By Leppy Pardalis
A bid by Donald Trump to be admitted to the Pantheon of Demons has been rejected by Satan.
The Prince of Darkness wrote to the former US President: “Many thanks for your interest in joining the foul ranks of the Unholy Unclean and the Vile Custodians of the Utterly Forsaken.
“Unfortunately we are unable to progress your application further at this time, but may I take this opportunity to thank you for your interest in a career with the Brimstone-Scourged Aristocracy of Gehenna and wish you all the best in your future endeavours.”
An outraged Mr Trump has threatened to have his best lawyers sue the Devil and his chief Dukes of the Fiery Pit, but an unrepentant Goat of Mendes insisted that Mr Trump didn’t have a leg to stand on.

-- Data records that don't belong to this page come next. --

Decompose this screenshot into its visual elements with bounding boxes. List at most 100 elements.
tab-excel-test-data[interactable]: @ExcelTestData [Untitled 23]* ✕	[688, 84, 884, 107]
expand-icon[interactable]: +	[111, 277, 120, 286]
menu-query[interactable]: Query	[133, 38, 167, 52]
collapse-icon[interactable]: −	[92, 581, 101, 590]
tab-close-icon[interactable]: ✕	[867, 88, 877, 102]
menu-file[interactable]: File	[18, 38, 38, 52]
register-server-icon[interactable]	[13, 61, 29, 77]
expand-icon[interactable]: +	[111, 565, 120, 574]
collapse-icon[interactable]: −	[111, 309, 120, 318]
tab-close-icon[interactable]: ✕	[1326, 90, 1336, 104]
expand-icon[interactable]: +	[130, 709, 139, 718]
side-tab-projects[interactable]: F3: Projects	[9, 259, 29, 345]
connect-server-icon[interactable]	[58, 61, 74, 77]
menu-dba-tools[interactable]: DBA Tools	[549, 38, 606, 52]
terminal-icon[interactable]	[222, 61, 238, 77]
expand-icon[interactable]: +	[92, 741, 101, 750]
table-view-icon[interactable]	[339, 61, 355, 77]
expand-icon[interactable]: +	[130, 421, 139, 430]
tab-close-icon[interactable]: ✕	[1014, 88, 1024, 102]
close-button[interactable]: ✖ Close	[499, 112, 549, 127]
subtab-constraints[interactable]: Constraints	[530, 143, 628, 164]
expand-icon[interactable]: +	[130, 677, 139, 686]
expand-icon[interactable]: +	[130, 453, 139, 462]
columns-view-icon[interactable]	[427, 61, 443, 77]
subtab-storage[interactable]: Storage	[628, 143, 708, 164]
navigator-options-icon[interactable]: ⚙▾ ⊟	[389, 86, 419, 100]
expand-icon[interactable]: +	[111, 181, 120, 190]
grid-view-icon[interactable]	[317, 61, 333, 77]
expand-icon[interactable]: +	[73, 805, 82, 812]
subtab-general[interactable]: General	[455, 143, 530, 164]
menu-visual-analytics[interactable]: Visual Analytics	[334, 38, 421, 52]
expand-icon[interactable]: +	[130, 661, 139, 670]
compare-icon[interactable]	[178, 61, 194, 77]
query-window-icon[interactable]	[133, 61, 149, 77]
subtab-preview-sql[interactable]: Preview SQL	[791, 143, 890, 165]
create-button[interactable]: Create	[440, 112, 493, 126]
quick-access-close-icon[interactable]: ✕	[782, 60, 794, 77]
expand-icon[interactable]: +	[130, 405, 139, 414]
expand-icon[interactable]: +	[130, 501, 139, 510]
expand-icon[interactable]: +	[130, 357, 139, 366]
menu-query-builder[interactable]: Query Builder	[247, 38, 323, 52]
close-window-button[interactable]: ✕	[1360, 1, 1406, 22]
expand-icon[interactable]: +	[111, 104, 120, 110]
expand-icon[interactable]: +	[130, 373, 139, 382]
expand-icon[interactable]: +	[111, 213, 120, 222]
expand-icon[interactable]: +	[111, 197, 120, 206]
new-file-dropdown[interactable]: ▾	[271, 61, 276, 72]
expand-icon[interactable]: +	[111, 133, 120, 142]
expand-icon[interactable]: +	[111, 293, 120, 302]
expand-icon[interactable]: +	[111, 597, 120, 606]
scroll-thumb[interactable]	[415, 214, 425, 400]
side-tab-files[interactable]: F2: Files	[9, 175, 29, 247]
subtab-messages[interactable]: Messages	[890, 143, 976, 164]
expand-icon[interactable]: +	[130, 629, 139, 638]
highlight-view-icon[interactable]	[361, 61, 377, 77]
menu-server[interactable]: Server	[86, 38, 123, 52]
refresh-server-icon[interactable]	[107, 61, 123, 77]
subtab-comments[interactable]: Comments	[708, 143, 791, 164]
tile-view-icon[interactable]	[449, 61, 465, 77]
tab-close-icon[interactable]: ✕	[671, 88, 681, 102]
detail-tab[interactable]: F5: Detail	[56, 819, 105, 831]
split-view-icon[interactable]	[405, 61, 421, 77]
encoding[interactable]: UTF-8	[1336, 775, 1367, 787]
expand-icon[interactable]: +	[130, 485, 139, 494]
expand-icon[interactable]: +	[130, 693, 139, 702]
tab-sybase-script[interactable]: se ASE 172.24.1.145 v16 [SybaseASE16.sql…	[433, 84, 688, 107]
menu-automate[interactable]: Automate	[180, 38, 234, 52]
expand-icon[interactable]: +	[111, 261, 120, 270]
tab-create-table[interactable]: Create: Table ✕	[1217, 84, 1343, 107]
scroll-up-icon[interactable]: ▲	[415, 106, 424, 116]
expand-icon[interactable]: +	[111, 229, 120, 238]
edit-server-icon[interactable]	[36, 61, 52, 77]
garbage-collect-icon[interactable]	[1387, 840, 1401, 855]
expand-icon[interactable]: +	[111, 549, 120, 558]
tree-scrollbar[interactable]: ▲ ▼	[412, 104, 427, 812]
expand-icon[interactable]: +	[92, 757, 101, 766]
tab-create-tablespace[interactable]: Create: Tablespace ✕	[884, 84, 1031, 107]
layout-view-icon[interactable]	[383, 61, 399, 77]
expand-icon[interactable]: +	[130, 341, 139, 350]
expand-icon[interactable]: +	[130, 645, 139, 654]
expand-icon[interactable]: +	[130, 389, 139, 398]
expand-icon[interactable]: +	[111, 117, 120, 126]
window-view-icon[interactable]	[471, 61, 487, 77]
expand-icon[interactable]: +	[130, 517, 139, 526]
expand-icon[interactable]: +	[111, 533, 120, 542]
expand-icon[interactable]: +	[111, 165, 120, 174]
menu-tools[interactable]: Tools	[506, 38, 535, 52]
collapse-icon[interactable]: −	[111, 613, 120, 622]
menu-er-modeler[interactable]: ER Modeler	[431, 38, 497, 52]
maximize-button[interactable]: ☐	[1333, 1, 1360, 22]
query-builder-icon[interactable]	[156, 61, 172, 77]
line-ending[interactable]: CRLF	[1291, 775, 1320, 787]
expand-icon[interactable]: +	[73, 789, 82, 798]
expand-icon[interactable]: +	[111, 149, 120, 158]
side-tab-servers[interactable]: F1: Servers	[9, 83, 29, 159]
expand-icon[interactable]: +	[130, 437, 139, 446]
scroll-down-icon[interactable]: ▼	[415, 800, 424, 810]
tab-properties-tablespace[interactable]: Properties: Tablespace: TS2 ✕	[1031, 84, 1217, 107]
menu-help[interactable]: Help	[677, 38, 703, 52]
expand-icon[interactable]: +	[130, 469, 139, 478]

He added: “Our rules clearly state that the Pantheon of Demons is reserved exclusively for the most supremely evil supernatural entities, yet we can find no evidence in Mr Trump’s CV to suggest he is in any way supernatural.

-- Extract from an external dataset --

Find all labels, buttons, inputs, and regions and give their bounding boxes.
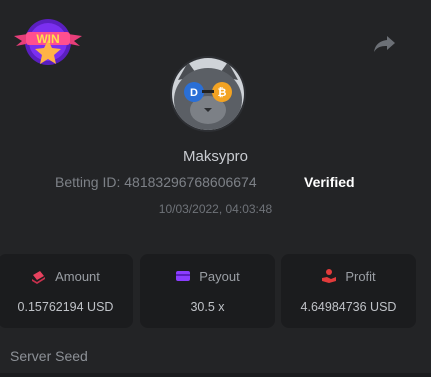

“There is plenty of evidence that he is evil, of course, but if we allowed mortals to register as demons simply on the basis of being evil we’d be overrun with mediocrities. Can you imagine what would happen if I allowed people to be ‘demonically’ possessed by, say a door-to-door vacuum cleaner salesman or somebody who replaces the toilet roll with the free end facing away from the user and touching the bog wall so you have to scrabble for it? Hell would become a complete laughing stock.”
Satan added: “My hands are tied. Mr Trump has undoubtedly done some very evil things, but so have a lot of humans down the aeons, and in any case, Mr Trump wouldn’t have managed even a tiny fraction of his own evil deeds had he not been born into a position of wealth and influence beyond the wildest dreams of the vast majority of ordinary people.

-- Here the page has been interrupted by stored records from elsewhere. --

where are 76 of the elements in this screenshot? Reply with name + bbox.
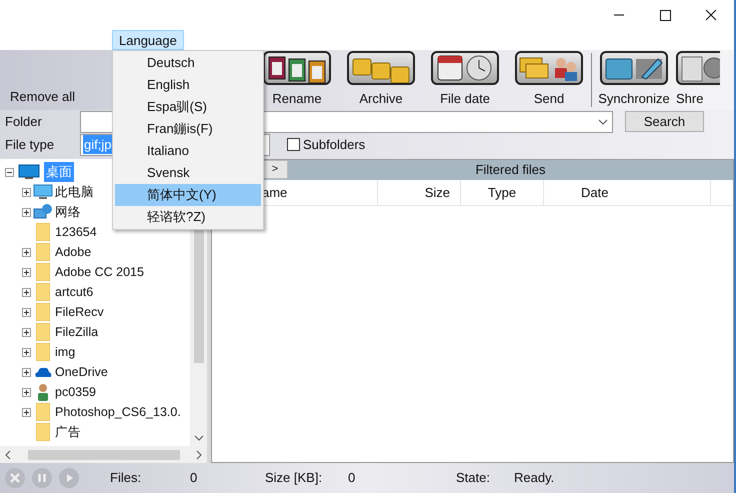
toolbar-button[interactable]: Shre (676, 50, 720, 110)
menu-item[interactable]: Language (112, 30, 184, 50)
tree-item[interactable]: 此电脑 (55, 182, 94, 202)
folders-icon (347, 50, 415, 84)
calendar-clock-icon (431, 50, 499, 84)
menu-option[interactable]: Deutsch (115, 52, 261, 74)
folder-icon (36, 423, 50, 441)
folder-icon (36, 263, 50, 281)
expand-icon[interactable] (22, 348, 31, 356)
cloud-icon (34, 366, 52, 378)
envelopes-people-icon (515, 50, 583, 84)
menu-option[interactable]: Italiano (115, 140, 261, 162)
expand-icon[interactable] (22, 248, 31, 256)
menu-option[interactable]: 轻谘软?Z) (115, 206, 261, 228)
horizontal-scrollbar[interactable] (0, 446, 207, 463)
state-label: State: (456, 469, 491, 488)
column-header[interactable]: Size (378, 180, 461, 206)
expand-icon[interactable] (22, 288, 31, 296)
tree-item[interactable]: Adobe CC 2015 (55, 262, 144, 282)
scroll-right-icon[interactable] (195, 450, 203, 460)
tree-item[interactable]: OneDrive (55, 362, 108, 382)
folder-icon (36, 223, 50, 241)
next-button[interactable]: > (262, 160, 288, 179)
network-globe-icon (33, 203, 53, 221)
panel-title: Filtered files (474, 161, 547, 179)
folder-icon (36, 403, 50, 421)
size-label: Size [KB]: (265, 469, 324, 488)
tree-item[interactable]: 广告 (55, 422, 81, 442)
tree-item[interactable]: FileRecv (55, 302, 104, 322)
column-header[interactable]: Date (544, 180, 711, 206)
tree-item[interactable]: FileZilla (55, 322, 98, 342)
tree-item[interactable]: 123654 (55, 222, 97, 242)
expand-icon[interactable] (22, 328, 31, 336)
folder-pen-icon (600, 50, 668, 84)
toolbar-button[interactable]: Send (507, 50, 591, 110)
folder-icon (36, 303, 50, 321)
expand-icon[interactable] (22, 408, 31, 416)
column-header[interactable]: Type (461, 180, 544, 206)
monitor-icon (33, 184, 53, 200)
tree-item[interactable]: Photoshop_CS6_13.0. (55, 402, 181, 422)
collapse-icon[interactable] (5, 168, 14, 176)
menu-option[interactable]: Fran鏰is(F) (115, 118, 261, 140)
monitor-icon (18, 164, 40, 180)
chevron-down-icon (598, 118, 608, 124)
expand-icon[interactable] (22, 308, 31, 316)
toolbar-button[interactable]: Synchronize (592, 50, 676, 110)
files-count: 0 (190, 469, 198, 488)
expand-icon[interactable] (22, 188, 31, 196)
tree-item[interactable]: 网络 (55, 202, 81, 222)
expand-icon[interactable] (22, 388, 31, 396)
files-label: Files: (110, 469, 142, 488)
menu-option[interactable]: Espa驯(S) (115, 96, 261, 118)
expand-icon[interactable] (22, 208, 31, 216)
tree-item[interactable]: pc0359 (55, 382, 96, 402)
search-button[interactable]: Search (625, 111, 704, 132)
tree-item[interactable]: img (55, 342, 76, 362)
menu-option[interactable]: 简体中文(Y) (115, 184, 261, 206)
scroll-down-icon[interactable] (194, 434, 204, 442)
folder-icon (36, 283, 50, 301)
folder-label: Folder (4, 112, 43, 131)
scroll-left-icon[interactable] (4, 450, 12, 460)
folder-icon (36, 323, 50, 341)
folder-icon (36, 343, 50, 361)
file-type-label: File type (4, 136, 56, 154)
expand-icon[interactable] (22, 268, 31, 276)
tree-item[interactable]: Adobe (55, 242, 92, 262)
expand-icon[interactable] (22, 368, 31, 376)
tree-item[interactable]: artcut6 (55, 282, 94, 302)
state-value: Ready. (514, 469, 554, 488)
toolbar-button[interactable]: File date (423, 50, 507, 110)
toolbar-button[interactable]: Archive (339, 50, 423, 110)
menu-option[interactable]: English (115, 74, 261, 96)
folder-icon (36, 243, 50, 261)
subfolders-checkbox[interactable]: Subfolders (287, 134, 366, 154)
size-value: 0 (348, 469, 356, 488)
user-icon (36, 383, 50, 401)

“Take away the rich daddy and he’d be just another horrible little man sitting alone at the end of a bar somewhere, talking nasty, mean-spirited shit nobody could be bothered listening to and desperately trying to make enough noise to drown out the unending howl of the miserable void at the core of his soul.
“Still, we can at least promise him some sort of accommodation down here - but if he thinks he’s getting a penthouse suite and the key to the executive lavatory he’s in for a severe disappointment.”